Digitalisation, c’est la nouvelle destination vers laquelle les plus hautes autorités de la République ont décidé de mener l’administration, pour attraper la performance qui a longtemps fait défaut à l’économie du pays qui est tombée à bras raccourci sur l’endettement endémique.
Digitalisation oui, mais changement de mentalité d’abord, c’est le nouveau refrain que j’aurais modestement souhaité, ajouter en couplet pour rendre l’hymne national plus complet et arrimé à l’ère du temps.
Digitalisation oui, mais qui introduit les données à digitaliser ? Digitalisation oui, mais que digitalise-t-on ? La mentalité ou des simples données alpha-numériques ?

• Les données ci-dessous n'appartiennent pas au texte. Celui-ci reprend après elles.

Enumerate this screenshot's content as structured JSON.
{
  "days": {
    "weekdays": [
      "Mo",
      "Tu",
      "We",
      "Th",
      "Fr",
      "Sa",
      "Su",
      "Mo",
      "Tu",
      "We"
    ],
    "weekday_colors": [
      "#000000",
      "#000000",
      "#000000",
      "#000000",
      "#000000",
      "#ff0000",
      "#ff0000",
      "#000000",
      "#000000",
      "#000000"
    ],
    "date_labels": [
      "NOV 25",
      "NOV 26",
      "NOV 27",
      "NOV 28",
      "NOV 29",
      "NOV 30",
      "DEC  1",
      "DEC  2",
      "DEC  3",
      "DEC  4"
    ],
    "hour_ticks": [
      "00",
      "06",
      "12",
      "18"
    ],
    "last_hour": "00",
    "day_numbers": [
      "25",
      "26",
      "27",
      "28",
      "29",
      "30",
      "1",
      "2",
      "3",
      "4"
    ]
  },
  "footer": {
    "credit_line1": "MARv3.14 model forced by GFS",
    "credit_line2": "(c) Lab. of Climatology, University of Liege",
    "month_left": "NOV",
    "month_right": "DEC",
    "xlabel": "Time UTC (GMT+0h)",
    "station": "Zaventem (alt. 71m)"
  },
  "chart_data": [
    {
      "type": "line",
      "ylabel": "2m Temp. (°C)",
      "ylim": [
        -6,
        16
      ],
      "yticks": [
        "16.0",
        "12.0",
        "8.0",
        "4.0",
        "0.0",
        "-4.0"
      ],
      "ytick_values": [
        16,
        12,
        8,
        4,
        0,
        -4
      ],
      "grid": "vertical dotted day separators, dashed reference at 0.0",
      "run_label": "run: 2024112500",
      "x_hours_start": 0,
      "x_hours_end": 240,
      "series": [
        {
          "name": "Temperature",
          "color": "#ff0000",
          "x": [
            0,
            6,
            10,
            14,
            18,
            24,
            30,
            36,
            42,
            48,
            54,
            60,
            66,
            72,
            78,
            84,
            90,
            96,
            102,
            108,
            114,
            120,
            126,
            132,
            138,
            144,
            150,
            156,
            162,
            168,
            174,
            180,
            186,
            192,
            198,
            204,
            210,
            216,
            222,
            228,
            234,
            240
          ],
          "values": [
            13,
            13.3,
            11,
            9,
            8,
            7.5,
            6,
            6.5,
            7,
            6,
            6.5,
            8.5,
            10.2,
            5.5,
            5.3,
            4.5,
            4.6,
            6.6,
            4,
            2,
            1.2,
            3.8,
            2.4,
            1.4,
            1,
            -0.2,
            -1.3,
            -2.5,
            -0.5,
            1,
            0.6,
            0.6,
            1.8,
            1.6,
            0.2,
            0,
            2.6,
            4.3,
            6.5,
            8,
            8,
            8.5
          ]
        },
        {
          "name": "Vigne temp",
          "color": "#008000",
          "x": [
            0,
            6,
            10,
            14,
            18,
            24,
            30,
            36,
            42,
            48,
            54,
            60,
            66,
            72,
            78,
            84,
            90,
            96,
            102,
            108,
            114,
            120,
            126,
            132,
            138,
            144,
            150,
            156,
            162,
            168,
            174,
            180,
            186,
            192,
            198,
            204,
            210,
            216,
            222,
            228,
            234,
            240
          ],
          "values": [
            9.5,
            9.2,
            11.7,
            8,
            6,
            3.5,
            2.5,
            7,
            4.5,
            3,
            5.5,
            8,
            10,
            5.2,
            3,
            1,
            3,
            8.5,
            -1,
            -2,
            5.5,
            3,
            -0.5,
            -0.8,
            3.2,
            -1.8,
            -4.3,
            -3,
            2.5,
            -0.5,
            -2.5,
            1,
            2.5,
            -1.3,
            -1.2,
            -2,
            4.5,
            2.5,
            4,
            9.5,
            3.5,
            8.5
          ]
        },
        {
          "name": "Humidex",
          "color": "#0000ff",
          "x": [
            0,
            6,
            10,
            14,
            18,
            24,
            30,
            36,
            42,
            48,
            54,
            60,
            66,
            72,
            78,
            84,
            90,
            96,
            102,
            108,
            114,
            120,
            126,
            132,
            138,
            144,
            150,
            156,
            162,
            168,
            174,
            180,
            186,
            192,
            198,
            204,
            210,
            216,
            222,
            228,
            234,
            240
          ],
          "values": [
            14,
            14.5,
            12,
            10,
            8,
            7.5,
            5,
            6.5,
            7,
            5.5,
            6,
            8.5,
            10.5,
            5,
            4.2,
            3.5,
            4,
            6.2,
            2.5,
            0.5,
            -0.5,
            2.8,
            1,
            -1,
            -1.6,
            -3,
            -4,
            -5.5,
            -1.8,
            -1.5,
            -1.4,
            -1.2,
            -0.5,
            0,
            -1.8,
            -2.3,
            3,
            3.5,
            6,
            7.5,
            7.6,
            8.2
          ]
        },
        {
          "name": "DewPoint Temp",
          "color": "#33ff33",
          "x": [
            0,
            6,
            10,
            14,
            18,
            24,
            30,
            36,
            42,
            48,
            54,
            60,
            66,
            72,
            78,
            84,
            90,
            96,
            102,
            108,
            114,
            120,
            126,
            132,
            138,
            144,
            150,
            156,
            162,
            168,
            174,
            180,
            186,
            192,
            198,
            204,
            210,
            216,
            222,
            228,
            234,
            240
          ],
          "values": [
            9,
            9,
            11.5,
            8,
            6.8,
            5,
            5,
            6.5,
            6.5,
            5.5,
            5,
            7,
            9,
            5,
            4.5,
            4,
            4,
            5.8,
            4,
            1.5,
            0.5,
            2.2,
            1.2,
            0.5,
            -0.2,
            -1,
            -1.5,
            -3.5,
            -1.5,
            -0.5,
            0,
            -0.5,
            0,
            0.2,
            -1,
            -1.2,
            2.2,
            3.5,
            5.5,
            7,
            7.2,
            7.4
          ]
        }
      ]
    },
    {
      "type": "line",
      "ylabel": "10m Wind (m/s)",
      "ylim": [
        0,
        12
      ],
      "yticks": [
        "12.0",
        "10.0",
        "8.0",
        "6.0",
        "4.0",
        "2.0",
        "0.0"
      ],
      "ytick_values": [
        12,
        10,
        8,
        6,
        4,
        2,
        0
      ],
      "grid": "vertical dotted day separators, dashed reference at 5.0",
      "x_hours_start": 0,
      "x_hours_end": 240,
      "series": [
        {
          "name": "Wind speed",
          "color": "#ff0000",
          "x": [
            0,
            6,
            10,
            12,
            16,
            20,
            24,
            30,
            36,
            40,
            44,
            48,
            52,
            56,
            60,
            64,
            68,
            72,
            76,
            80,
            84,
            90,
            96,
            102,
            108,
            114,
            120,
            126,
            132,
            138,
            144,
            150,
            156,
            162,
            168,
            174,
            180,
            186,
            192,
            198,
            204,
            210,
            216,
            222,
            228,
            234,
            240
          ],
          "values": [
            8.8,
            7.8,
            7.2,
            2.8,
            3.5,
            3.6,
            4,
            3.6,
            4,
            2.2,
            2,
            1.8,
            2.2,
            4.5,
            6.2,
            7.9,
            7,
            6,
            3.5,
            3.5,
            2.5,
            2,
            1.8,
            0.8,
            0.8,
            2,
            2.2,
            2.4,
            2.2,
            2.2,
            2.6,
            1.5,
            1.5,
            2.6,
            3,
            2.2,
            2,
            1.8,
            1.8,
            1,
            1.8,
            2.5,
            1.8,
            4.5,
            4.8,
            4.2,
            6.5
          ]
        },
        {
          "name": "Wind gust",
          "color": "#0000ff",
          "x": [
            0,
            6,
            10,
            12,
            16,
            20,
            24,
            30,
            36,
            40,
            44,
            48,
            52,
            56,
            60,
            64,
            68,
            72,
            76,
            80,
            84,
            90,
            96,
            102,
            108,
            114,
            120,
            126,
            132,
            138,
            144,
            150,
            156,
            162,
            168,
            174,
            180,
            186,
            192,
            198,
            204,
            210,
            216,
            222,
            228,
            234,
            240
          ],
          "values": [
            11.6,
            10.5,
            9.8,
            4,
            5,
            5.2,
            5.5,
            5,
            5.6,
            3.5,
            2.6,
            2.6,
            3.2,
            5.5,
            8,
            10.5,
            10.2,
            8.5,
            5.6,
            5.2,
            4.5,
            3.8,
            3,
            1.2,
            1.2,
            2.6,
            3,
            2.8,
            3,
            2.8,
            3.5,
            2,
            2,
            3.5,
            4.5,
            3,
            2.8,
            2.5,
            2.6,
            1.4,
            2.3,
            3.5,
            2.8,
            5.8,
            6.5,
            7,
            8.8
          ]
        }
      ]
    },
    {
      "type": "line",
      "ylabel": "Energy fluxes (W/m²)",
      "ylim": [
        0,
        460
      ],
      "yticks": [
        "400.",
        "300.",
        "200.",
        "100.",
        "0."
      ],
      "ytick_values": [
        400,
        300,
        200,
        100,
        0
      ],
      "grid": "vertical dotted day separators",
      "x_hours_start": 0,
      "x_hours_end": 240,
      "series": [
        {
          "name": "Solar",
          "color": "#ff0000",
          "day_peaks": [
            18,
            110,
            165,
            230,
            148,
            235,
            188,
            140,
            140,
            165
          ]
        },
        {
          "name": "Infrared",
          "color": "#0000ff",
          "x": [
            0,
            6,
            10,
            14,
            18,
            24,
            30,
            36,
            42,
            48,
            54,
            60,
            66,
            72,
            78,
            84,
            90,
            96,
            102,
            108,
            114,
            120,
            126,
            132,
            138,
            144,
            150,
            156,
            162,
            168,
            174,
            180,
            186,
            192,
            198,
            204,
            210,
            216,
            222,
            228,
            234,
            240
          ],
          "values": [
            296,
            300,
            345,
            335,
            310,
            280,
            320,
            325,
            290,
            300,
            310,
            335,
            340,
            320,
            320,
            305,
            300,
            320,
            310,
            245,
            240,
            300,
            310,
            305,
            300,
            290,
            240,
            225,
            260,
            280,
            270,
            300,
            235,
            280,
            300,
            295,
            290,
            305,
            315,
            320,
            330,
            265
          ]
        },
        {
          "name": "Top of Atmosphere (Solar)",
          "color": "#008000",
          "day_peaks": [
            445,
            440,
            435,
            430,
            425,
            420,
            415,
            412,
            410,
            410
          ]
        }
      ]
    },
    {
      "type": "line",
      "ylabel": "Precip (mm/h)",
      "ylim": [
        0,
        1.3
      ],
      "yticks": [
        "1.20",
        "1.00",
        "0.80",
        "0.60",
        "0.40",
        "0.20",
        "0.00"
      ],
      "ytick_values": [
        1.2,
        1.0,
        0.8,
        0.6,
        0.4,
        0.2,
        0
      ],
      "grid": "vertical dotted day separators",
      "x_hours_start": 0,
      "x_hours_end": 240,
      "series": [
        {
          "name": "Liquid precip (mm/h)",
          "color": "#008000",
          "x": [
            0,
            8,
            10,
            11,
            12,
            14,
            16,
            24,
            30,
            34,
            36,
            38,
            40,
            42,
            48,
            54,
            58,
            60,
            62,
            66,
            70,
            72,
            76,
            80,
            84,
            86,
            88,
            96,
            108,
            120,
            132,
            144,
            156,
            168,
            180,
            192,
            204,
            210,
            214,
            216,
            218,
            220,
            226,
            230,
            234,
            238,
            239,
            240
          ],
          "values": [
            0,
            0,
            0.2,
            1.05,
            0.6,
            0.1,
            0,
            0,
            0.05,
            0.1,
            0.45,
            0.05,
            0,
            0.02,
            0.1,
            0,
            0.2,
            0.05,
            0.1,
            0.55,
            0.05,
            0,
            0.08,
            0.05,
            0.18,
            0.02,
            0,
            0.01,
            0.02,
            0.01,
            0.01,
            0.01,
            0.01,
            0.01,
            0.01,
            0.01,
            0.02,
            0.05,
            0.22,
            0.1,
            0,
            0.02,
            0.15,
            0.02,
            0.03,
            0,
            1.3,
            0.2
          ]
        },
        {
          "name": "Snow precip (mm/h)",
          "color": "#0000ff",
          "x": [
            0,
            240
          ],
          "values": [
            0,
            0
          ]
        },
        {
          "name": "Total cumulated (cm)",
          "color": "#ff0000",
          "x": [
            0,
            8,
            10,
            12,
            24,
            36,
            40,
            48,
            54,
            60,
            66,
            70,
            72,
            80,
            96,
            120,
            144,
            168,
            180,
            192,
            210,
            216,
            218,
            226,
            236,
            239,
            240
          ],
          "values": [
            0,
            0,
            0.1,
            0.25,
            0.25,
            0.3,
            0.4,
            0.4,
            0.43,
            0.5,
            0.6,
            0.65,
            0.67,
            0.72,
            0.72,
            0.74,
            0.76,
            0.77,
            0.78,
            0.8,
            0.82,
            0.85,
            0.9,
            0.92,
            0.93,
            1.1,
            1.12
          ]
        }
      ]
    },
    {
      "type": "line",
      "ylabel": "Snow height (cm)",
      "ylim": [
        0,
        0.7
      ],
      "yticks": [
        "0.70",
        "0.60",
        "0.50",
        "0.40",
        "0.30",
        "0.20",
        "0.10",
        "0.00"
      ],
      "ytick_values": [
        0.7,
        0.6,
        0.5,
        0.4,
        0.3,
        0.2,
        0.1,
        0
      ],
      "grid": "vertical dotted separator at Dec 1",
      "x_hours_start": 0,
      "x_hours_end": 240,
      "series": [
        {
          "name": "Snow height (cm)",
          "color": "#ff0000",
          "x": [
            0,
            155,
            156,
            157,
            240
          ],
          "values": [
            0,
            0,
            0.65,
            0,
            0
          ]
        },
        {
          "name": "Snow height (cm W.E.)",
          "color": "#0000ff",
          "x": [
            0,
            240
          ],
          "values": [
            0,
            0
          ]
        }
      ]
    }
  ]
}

L’ambition est bonne, le dessein est noble, mais il faudrait insister sur l’homme, pris dans ses coordonnées ontologiques, c’est-à-dire l’homme considéré comme le moteur de tout développement ou toute croissance.
Un changement de mentalité, mieux un formatage des logiciels mentaux s’impose pour implémenter la nouvelle norme sociétale, moquée en sourdine par des esprits réfractaires au renouvellement des consciences.
C’est le moment où plus que jamais l’encre du silence devra composer avec le subconscient du resquilleur, pour s’inscrire dans la logique du résultat. Le changement fait peur, c’est vrai mais tout changement ne devrait pas être présenté sous le prisme l’inconnu à combattre. Il doit être vu plutôt sous l’angle d’une opportunité à saisir et à expérimenter pour espérer une évolution.
À tous ces qui ont fait du contournement des procédures leur crédo, le devoir vous interpelle, la Vè République vous attend pour opérer la rupture avec le détournement des fonds publics et tous les antivaleurs qui ont longtemps causé du tort au pays, au point de l’installer au panthéon des nations en retard de développement aux maisons toujours non alignées.
Le changement dans la continuité n’est pas une option viable,Le changement n’est pas une alternative, Mais le changement est un impératif qui devra s’imposer à tous comme une volonté divine, un acte moral sacré à accomplir pour éviter de rester au banc de la société.